“Well then, let’s have ourselves a little walk.” More by feel than by sight, he donned his oilskin and sou’wester, pulled on a pair of boots, fished the flashlight out of the hall drawer, and snapped the leash on Aubrey. He pushed the door open against the wind, then walked down the porch stairs and out into the street. The town was mostly dark because of the blackout, but the police station at the far end of town was lit up by an emergency generator. The wind whipped across the water of the bay, the rain lashing almost horizontally. Bud lowered his head, the wind tugging at the sou’wester, which was securely tied around his chin.
They turned left and headed down Main Street toward the center of town. As they passed the various houses he could see the soft shadows, backlit in orange, of people moving about with candles or lanterns in hand, giving the town a cozy, old-fashioned, Currier and Ives sort of feeling. This was how it had been in Exmouth a hundred years ago, Bud thought, before electricity. It wasn’t so bad. Electricity had brought nothing but trouble, when you thought about it—glaring light, pollution, computers and iPads and all that nonsense that he saw every day, as everyone—and not just kids—walked around town staring like zombies into little bright rectangles instead of greeting one another, instead of smelling the salt air and observing the scarlet maples in their autumnal glory…
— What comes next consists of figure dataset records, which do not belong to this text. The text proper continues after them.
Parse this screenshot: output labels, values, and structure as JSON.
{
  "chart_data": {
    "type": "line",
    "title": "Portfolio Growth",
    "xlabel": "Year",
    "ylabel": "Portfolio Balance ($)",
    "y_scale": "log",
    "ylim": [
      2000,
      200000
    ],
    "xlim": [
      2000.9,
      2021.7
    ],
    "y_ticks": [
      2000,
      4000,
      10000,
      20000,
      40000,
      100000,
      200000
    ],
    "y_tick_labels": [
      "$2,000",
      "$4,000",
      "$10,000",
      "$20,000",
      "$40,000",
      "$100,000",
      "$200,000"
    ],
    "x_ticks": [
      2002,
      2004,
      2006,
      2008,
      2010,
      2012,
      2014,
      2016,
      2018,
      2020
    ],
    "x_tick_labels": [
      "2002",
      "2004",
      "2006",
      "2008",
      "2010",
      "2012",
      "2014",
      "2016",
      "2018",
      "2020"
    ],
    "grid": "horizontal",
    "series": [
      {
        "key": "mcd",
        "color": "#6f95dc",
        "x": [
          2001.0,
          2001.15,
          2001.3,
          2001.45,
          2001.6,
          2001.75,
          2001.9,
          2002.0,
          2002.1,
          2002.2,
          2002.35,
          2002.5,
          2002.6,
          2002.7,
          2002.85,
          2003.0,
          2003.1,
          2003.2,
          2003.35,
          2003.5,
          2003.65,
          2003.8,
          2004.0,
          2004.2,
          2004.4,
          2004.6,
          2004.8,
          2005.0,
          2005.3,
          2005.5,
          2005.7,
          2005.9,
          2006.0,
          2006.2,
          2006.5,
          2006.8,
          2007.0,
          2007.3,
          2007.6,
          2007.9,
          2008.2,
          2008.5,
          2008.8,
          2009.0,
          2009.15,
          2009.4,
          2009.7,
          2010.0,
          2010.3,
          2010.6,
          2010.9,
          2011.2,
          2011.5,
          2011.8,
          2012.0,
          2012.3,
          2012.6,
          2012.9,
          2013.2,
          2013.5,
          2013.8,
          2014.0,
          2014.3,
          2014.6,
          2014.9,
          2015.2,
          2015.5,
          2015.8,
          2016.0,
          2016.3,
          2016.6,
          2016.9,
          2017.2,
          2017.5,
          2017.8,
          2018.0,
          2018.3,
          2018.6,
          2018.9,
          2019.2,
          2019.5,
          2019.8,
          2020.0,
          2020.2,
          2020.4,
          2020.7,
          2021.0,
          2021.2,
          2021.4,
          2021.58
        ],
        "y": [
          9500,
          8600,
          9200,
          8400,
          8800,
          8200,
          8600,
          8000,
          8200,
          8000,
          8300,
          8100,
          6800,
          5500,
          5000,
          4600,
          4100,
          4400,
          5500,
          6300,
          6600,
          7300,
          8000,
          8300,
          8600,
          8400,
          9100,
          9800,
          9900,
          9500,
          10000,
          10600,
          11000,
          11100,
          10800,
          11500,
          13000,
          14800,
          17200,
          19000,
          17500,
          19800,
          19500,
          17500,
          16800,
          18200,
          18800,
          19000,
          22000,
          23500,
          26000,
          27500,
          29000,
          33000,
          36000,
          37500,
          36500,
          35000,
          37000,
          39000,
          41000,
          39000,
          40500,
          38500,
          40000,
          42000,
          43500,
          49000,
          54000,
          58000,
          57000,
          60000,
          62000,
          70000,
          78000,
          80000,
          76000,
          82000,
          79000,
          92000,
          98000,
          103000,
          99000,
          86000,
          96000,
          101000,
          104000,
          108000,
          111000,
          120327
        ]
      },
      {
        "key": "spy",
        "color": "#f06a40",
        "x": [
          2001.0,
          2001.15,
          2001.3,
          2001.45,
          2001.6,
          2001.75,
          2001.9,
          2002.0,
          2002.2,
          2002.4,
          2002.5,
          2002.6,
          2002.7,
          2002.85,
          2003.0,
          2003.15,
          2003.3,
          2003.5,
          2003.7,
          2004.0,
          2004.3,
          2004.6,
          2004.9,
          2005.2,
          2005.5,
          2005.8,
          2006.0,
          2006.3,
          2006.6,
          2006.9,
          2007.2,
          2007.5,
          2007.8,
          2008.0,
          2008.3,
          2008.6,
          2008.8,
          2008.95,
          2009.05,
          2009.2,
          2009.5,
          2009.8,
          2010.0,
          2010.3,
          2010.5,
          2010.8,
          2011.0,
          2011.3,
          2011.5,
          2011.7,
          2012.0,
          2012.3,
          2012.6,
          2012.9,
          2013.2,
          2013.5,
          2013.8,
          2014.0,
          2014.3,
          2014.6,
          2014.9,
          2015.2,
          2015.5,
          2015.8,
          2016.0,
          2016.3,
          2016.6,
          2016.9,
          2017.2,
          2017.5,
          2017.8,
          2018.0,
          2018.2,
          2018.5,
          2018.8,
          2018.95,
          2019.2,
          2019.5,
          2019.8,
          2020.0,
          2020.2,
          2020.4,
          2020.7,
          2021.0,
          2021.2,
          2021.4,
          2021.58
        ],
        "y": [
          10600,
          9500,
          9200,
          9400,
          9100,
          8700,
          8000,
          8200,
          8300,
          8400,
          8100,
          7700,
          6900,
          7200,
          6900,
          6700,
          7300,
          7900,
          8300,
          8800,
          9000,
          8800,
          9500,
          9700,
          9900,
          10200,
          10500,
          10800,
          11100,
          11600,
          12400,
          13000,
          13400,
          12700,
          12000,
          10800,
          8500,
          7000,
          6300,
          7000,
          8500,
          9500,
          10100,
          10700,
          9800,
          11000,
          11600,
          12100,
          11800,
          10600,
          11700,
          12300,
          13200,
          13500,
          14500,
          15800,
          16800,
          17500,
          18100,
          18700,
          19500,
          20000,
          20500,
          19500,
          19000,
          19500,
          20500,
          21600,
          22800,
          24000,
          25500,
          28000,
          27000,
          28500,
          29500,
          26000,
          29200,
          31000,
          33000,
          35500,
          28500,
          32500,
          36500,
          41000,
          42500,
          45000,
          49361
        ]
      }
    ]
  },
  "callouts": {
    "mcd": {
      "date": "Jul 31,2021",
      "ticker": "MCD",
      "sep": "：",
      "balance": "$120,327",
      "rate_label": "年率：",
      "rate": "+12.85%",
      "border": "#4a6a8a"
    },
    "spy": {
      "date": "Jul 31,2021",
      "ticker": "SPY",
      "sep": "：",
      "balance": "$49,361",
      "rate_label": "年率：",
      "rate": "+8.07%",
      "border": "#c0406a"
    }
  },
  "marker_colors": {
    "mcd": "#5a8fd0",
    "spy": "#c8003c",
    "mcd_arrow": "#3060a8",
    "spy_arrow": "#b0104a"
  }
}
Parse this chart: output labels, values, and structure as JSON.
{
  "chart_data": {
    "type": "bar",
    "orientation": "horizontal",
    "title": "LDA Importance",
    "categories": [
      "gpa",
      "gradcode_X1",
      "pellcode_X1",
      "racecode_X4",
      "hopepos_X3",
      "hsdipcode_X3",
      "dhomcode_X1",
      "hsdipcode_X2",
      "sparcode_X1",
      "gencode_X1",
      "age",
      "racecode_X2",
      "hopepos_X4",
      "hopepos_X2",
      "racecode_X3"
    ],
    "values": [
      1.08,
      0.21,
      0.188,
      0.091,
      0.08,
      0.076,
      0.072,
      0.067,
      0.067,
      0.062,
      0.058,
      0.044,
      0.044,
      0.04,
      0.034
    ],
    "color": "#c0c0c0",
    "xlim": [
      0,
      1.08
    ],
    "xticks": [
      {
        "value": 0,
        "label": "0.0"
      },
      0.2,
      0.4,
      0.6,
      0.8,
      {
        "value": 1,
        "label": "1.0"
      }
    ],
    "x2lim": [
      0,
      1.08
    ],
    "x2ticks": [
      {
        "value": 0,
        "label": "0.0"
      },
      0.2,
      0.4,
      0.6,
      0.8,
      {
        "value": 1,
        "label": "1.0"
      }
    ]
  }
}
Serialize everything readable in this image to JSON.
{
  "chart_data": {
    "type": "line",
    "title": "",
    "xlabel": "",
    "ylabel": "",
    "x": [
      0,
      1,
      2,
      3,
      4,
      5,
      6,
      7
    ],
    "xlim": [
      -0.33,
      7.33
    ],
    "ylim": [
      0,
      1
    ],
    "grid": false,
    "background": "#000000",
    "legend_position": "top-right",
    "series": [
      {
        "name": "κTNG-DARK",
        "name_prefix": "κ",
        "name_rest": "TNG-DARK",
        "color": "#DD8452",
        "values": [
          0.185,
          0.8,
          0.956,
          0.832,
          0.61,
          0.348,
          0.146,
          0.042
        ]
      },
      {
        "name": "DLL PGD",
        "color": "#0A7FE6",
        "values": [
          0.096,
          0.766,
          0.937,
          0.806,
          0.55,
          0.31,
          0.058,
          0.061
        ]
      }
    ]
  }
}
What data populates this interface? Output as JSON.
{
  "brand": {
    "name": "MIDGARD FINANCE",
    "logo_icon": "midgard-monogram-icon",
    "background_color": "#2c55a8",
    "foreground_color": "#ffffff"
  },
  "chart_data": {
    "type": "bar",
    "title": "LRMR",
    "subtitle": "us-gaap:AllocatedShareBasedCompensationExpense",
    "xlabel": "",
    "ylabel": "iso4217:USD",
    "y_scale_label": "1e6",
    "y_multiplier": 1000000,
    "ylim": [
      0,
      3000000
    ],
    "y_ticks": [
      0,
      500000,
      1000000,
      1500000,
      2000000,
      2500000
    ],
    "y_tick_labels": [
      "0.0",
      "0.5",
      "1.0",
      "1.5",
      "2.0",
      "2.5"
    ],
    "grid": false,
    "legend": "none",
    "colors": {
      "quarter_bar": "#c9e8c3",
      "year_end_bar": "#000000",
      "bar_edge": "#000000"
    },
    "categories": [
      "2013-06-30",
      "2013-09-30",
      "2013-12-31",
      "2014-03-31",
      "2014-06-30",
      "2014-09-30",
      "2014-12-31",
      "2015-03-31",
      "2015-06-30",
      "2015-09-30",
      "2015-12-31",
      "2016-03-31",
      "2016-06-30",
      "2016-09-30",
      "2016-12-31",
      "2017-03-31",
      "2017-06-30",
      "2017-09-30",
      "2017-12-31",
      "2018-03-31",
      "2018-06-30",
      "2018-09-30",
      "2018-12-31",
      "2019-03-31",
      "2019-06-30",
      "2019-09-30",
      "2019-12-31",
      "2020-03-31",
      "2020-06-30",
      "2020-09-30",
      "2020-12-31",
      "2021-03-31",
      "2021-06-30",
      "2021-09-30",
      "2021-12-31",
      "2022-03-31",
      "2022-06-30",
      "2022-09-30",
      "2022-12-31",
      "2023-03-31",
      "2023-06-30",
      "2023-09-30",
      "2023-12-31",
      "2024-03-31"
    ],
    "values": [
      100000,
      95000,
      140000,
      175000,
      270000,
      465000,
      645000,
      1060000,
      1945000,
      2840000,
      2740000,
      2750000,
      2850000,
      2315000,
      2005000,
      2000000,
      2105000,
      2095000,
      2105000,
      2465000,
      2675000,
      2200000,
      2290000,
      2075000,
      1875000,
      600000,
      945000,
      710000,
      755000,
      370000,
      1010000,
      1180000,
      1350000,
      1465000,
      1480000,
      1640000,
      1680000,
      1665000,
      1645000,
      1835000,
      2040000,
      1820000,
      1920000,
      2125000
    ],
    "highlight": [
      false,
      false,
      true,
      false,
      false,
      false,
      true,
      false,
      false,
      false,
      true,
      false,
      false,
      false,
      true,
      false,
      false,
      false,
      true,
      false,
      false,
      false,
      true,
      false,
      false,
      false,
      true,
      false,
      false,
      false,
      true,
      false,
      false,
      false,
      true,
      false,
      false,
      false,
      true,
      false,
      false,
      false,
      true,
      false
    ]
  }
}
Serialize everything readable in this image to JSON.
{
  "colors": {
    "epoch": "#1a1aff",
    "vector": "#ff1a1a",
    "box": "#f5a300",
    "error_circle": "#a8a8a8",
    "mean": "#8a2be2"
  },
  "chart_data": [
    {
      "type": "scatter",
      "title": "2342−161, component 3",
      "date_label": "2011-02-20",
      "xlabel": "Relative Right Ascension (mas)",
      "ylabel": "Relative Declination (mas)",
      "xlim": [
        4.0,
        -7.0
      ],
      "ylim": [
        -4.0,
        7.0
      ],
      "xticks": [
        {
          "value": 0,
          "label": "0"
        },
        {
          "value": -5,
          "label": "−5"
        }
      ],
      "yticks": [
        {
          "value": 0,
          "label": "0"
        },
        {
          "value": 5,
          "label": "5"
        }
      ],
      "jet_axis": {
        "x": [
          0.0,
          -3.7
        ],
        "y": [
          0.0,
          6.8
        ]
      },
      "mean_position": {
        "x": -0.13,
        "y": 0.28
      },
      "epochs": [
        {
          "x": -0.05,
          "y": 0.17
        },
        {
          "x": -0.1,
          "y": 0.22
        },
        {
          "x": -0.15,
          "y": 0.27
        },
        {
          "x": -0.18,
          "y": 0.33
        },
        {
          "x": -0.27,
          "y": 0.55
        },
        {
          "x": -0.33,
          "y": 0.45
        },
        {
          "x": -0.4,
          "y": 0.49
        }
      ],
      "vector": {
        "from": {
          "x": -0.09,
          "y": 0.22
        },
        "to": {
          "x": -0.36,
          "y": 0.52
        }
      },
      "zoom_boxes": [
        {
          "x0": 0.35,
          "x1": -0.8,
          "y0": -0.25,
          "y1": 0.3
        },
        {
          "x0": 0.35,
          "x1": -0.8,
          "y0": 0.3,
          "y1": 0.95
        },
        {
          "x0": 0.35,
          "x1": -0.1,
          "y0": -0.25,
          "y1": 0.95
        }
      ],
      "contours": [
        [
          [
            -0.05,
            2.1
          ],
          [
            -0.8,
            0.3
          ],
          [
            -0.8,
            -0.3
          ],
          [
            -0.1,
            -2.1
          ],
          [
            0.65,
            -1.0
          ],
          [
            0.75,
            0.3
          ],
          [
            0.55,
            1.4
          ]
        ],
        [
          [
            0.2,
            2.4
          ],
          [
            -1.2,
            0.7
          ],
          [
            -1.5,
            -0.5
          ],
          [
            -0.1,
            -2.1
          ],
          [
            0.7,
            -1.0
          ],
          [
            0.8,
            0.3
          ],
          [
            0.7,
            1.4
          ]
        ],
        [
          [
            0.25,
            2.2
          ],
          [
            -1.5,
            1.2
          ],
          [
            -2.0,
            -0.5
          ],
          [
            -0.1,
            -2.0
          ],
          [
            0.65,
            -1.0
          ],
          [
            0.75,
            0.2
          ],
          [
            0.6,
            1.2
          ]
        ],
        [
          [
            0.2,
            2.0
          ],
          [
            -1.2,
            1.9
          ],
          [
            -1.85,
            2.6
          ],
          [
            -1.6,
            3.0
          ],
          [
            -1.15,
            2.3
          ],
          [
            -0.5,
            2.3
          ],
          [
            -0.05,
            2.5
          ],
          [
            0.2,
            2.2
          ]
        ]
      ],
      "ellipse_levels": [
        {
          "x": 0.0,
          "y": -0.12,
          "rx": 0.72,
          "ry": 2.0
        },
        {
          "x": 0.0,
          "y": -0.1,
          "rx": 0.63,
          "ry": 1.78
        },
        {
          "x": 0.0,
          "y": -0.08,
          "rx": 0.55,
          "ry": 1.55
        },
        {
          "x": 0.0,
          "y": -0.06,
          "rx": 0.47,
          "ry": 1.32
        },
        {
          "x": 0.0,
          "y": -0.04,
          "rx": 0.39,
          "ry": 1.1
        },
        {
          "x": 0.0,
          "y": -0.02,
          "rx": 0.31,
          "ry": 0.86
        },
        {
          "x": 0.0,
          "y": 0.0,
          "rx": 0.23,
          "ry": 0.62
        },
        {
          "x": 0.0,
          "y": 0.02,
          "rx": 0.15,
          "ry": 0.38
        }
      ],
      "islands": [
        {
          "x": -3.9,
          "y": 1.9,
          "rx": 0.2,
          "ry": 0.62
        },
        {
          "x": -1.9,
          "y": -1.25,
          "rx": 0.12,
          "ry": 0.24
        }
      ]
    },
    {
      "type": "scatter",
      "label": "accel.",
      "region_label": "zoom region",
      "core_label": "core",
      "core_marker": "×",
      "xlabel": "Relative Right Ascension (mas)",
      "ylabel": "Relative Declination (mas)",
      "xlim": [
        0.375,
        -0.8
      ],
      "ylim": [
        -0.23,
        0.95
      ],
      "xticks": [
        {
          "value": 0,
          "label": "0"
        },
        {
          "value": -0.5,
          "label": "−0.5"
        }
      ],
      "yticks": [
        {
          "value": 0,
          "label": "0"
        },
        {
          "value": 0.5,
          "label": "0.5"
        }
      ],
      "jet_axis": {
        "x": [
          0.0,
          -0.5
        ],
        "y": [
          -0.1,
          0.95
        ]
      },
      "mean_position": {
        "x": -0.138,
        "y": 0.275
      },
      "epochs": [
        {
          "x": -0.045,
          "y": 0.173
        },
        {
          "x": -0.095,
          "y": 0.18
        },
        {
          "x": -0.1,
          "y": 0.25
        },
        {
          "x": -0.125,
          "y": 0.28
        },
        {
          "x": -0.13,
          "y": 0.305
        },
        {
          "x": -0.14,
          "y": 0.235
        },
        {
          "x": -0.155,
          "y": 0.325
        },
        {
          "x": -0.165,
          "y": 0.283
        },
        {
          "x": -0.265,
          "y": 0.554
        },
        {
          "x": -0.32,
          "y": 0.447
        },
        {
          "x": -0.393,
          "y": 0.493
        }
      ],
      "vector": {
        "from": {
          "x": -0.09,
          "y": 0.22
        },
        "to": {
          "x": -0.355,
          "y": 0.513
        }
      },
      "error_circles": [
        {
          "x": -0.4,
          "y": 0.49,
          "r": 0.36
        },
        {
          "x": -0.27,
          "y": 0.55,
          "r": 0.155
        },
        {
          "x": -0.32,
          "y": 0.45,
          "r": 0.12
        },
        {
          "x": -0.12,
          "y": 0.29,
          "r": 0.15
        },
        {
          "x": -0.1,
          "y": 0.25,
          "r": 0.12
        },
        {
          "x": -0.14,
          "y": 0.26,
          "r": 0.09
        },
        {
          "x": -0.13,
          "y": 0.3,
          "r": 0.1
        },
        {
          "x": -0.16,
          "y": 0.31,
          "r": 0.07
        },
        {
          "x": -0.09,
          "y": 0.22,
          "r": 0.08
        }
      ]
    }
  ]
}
His reverie was interrupted by a growl. Aubrey had stopped, staring ahead into the darkness, his hair bristling.
“What is it, boy?”
Another low growl.
This was unusual. Aubrey was probably the friendliest dog in town, who posed a danger to burglars only by virtue of tripping them in the dark. He would greet the grim reaper himself with a wagging tail.
Aubrey took a step back, stiff with fear, the growl turning into a whine.
“Easy now, there’s nothing there.” Bud shone the light around, but it didn’t penetrate far into the swirling murk.
Now the dog was shaking and cringing, the whine increasing in intensity. Suddenly Bud smelled a dreadful odor—the stench of shit and blood—and with a yelp the dog pulled back abruptly, a puddle of urine appearing on the ground beneath it.
“What the hell?” Bud backed up as well. “What’s that?” he called into the darkness.
With a screech of terror Aubrey jerked back on the leash, pulling it out of his hands and hightailing it down the street, leash dragging behind him.
“Hey, boy!” Bud watched the dog tear off into the darkness. This was the craziest thing. He heard a noise behind him and turned back to see something that at first he could barely comprehend: a stringy, naked, oddly elongated figure emerging from the darkness.
“What the hell—?”
The figure lunged forward and Bud felt the hot, gurgling breath of it, the stench of the slaughterhouse, and with a muffled shriek of terror he turned to flee when a pain he could never have imagined suddenly tore through his vitals; he looked down with surprise and horror to see a glabrous pate buried in his gut, streaming red with blood, muscled jaws working, apparently eating him to death…
Constance emerged from the last line of dunes, skirted a half-buried sand fence, and came out on the beach. The surf was tremendous, massive curlers collapsing far offshore, driving in as a line of boiling water and breaking a second time and thundering up the beach to the foot of the dunes. Until this trip to Exmouth, Constance had never seen such an angry ocean, and—with her inability to swim—she found the sight unsettling. It was easy to see how a ship would be pounded to flotsam in a sea like this in very little time. Her flashlight beam barely penetrated ten feet into the murk.
She looked back. The Exmouth Light was just visible, blinking away steadily despite the blackout. She recalled the old maps she had looked at in the Historical Society. The ruins of Oldham couldn’t be much farther to the south. Sure enough, as she continued on, she at last made out the stubs of pilings poking out of the sand as the shore curved into the estuary that formed the end of Crow Island and the former Oldham Harbor. A few more minutes brought her to a granite seawall, built of huge blocks that had once protected the opening to the harbor.
She skirted the seawall and walked inland. The dune area gave way to hard ground, scrubby pines, and stunted oaks. And there were house foundations here: cellar holes of stacked granite stone, full of oak leaves and drifted sand. It wasn’t hard to make out where the single street had passed through town, cellar holes on either side, along with the odd piling or rotten wooden beam.
A map of Oldham she’d examined at the Historical Society had indicated the town’s only church stood at the far end, where the street divided, so to be visible the length of town in a traditional New England arrangement. And sure enough, as she moved along the long-abandoned road, she found a larger, deeper foundation at the far end, in somewhat better condition than the other ruins, consisting once again of hand-cut and stacked granite blocks. A stone staircase led down into the remains of a basement.